We need to create deeper connections and build relationships between CUNY programs and NYC’s employers. As mayor, I will convene the leaders of NYC’s major employers and secure commitments to ongoing communication and funding support for CUNY programs. This means making sure the curriculum aligns with the needs of employers, active recruiting on campus, and career shadowing opportunities. I will partner with CUNY programs in technology, computer science, and management to make it the #1 supplier of tech talent to NYC companies and double the number of underrepresented New Yorkers graduating with STEM degrees. This is part of my economic Comeback Plan, which covers the ways that I will create thousands of jobs for New Yorkers as we exit the pandemic. Among other initiatives, I will provide a wage-subsidy for small businesses, create local job hubs in every borough, launch infrastructure projects, and guarantee a summer job to every high school student who wants one.

4. Would you expand mental health and wellness funding and services for CUNY students? If so, how?

CUNY faculty and students have been extremely hard hit by the pandemic. As of June, CUNY had lost more faculty and staff to COVID-19 than any other university in the country. There is no doubt that these numbers have gotten worse since then. Trauma affects students’ ability to focus, faculty’s ability to teach, and ultimately hurts learning. As the son of a social worker, I know we must ensure every student and member of CUNY staff has access to proactive, quality mental health support. We need to make sure the faculty is trained in trauma-informed instruction, and that they have the appropriate mental health and social support staff funded in advance of reopening.

5. How would you support CUNY students experiencing food and/or housing insecurity?

We need to make sure that CUNY students are supported in accessing the city’s social safety net by training CUNY support staff on what services are available to students and their families and deploying them to reach out to students who need them. As mayor, I will work to make sure that no New Yorker is worried about their next meal by partnering with community groups, restaurants, grocery stores, and small and large businesses to create a live map of food insecurity and make sure that our resources reach people where they are. We need to think ahead of the eviction crisis that could be upon us after the moratorium ends.
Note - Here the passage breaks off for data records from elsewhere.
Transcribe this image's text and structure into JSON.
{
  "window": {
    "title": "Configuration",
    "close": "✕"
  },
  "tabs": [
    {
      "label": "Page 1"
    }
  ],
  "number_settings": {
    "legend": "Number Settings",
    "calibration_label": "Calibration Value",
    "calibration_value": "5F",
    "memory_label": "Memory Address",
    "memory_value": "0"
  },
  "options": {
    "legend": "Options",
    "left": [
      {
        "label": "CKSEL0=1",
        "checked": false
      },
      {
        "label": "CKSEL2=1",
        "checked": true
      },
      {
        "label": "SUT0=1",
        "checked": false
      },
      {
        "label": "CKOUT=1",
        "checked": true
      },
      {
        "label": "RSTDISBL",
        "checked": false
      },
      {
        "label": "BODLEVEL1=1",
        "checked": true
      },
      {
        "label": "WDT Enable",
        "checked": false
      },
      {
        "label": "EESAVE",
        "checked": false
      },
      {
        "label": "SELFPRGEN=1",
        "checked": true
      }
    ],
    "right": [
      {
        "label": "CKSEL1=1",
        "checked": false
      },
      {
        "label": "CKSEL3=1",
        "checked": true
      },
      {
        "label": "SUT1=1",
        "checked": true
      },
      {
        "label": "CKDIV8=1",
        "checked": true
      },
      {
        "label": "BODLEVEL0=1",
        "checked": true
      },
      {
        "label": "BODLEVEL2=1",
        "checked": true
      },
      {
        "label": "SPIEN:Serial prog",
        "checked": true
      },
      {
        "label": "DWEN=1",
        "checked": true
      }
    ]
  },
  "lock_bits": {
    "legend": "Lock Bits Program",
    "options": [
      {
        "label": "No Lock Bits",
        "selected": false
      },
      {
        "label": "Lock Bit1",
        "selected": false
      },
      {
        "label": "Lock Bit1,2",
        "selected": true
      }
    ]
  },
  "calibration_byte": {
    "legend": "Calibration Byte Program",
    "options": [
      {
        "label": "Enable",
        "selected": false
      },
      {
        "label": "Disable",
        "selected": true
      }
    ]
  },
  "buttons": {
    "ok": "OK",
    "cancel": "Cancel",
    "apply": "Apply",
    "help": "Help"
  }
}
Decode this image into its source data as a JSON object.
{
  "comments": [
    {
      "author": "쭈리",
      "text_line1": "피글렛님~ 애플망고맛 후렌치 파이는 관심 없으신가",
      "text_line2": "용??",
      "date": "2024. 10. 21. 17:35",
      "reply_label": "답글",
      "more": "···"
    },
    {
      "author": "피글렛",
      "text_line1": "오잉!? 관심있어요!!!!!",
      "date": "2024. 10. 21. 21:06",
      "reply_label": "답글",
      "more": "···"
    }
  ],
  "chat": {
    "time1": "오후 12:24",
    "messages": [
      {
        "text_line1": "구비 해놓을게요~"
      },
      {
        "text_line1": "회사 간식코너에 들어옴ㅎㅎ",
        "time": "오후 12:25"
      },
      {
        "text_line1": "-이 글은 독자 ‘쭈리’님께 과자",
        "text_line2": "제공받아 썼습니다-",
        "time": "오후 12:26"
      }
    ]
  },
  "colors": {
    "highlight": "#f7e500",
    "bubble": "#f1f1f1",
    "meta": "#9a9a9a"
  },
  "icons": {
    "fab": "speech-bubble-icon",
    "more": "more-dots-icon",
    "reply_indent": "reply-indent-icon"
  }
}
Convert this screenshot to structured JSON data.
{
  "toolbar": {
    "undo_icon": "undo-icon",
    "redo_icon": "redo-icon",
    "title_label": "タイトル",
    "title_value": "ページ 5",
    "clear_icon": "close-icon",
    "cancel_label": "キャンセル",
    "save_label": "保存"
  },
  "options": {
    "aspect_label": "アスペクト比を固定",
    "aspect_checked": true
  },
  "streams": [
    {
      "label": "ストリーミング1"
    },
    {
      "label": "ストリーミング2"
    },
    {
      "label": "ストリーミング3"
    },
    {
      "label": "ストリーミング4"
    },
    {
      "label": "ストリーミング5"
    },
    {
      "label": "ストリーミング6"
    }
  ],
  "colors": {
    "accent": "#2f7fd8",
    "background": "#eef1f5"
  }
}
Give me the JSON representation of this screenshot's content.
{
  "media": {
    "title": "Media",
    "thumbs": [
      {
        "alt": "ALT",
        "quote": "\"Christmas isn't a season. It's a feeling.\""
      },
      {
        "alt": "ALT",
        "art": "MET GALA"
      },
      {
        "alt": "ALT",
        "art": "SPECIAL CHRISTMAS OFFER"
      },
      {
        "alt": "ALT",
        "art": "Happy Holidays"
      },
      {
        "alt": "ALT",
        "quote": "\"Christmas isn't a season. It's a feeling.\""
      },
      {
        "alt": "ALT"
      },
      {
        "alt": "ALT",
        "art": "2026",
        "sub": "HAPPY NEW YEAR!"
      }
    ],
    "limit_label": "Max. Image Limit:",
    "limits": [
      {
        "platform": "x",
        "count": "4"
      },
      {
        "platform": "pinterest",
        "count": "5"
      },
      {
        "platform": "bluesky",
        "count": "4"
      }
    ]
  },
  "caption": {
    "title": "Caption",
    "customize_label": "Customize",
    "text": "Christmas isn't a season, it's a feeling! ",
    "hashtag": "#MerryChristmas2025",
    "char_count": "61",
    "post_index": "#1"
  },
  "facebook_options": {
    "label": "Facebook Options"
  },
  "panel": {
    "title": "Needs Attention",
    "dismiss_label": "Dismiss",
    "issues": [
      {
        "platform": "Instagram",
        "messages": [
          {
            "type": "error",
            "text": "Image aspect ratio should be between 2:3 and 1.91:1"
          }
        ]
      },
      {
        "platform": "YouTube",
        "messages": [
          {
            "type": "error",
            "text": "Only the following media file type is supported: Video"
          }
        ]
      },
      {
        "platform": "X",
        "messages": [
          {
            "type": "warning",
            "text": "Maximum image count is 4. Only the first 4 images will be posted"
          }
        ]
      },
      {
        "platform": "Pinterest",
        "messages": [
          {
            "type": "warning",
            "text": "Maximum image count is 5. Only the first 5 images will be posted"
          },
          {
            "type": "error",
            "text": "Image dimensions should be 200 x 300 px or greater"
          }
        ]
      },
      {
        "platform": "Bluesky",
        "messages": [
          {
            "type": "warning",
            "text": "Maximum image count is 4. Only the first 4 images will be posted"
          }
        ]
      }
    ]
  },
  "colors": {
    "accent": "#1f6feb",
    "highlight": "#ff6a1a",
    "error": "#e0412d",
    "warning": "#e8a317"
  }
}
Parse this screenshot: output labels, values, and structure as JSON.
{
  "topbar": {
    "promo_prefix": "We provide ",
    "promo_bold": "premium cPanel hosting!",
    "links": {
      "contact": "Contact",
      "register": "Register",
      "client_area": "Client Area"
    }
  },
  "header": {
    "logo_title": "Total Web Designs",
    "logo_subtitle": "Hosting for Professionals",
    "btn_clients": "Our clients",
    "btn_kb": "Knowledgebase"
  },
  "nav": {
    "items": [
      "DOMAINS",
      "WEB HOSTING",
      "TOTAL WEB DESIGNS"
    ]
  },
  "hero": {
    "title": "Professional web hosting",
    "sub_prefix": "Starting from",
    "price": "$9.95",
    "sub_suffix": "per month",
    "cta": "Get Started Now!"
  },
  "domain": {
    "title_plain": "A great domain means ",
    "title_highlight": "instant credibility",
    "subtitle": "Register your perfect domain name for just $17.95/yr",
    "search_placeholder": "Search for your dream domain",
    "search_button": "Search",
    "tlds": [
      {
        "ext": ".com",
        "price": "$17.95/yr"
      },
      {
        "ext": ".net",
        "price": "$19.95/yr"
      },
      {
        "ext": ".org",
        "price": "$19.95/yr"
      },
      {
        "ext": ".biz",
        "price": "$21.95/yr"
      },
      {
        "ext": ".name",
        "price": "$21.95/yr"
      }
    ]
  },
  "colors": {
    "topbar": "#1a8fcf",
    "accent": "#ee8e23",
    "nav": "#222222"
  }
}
We must keep those with a place to stay in their homes by providing rental subsidies, legal assistance, and working with the federal government to expand section 8 vouchers. 

6. How would you decide who to appoint to the CUNY board of trustees?

I will work to appoint trustees that reflect the diversity and lived experiences of the students and faculty of CUNY. I will prioritize individuals with management experience, experience working in higher education, and commitment to supporting at-risk students to help them remain in school and complete their degrees. I will also look for individuals that have an understanding of the private sector and broad employment trends, so we can continue to ensure CUNY is preparing students for in-demand jobs and creating a true career pipeline.